Allahabad high court sets deadline, says Gyanvapi case of national importance | India News – Times of India


PRAYAGRAJ: Emphasising that the Gyanvapi-Kashi Vishwanath dispute was a “matter of national importance”, the Allahabad HC on Tuesday directed the Archeological Survey of India DG and UP’s additional chief secretary (home) to file their personal affidavits in the case within 10 days.
Justice Prakash Pardia said an earlier affidavit filed by the ASI DG was “very sketchy” and fixed September 12 as the next date of hearing of the case filed by the Gyanvapi management committee and others. The court extended the interim stay on the Varanasi court order directing ASI to conduct a survey of the mosque complex till September 30, 2022.
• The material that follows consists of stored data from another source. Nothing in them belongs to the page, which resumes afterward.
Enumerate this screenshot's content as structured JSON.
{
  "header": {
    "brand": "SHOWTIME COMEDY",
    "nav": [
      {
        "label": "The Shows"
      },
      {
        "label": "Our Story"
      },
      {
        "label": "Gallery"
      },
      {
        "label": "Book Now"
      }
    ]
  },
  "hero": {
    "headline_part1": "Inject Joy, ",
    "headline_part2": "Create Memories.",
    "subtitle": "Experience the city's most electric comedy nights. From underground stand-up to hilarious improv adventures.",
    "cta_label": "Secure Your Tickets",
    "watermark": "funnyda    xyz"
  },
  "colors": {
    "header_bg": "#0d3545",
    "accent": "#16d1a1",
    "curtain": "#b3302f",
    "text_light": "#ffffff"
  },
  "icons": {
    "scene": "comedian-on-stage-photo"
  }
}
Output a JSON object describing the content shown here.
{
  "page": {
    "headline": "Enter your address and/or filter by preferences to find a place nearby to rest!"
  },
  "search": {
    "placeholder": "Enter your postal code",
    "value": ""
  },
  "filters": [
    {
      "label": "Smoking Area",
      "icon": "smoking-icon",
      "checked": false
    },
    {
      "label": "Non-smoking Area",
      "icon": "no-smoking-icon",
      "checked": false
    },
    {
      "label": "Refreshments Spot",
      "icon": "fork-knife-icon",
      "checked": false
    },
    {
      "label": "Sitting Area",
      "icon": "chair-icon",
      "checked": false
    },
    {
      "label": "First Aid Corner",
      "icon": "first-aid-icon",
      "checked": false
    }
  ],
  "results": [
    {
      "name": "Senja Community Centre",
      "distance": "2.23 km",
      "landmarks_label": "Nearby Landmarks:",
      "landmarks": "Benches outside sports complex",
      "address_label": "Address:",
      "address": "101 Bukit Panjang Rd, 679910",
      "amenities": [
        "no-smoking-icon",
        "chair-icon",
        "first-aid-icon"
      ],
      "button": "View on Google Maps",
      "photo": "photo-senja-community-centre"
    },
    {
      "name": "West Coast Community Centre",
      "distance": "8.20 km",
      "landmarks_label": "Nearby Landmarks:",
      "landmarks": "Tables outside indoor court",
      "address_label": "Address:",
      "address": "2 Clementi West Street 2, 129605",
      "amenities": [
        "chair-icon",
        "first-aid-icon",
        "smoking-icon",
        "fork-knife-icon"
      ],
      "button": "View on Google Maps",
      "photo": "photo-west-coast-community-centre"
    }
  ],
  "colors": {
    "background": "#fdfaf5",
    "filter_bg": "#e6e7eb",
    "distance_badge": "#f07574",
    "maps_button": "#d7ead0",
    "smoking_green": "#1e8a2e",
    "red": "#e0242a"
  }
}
A short counter affidavit has been filed by respondent number 7. The aforesaid counter affidavit is also very sketchy and runs only into two and a half pages. Since the matter is of national importance, the director general, Archeological Survey of India, New Delhi, is directed to file his personal affidavit in the matter in ten days,” the order said.
The petitioners have challenged the maintainability of the original suit filed in 1991 in the Varanasi district court seeking “restoration of the ancient temple at the site where the Gyanvapi mosque currently stands”. In the suit, the plea was taken that the said mosque was a part of the temple.
On Tuesday, Ajay Kumar Singh, the counsel appearing for the plaintiffs – Pandit Somnath Vyas, Ramrang Sharma and Harihar Pandey on behalf of ancient idol Swayambhu Jyotirlinga Lord Visheshwarnath – argued the provisions of the Places of Worship (Special Provisions) Act, 1991 would not be applicable in this case. He said that from the reading of section 3, it is clear that it relates to the prohibition of conversion of a place of worship and from perusal of the plaint, the plaintiff did not seek conversion of the place.
“It is argued that the religious character of the place in dispute is a temple, which has existed since ancient times till today. Therefore, for better adjudication, the provisions of civil procedure code be applied here,” the counsel argued.
The Places of Worship Act bars filing of suit or any other legal proceedings with respect to conversion of religious character of any place of worship existing on August 15, 1947. As per the Act, no relief can be sought for changing the status of any religious place as it existed on that date.
On April 8, 2021, the Varanasi court of civil judge (senior division) had ordered a five-member committee comprising two Hindu, two Muslim members and an archaeological expert to oversee a “comprehensive physical survey” of the Gyanvapi mosque complex.
Aggrieved, the petitioners challenged the order passed by the Varanasi court in the HC, saying it was illegal and without jurisdiction, as the HC had reserved its judgment on the maintainability of the suit pending in the Varanasi court. Subsequently, the HC had on September 9, 2021 stayed the order of the Varanasi court.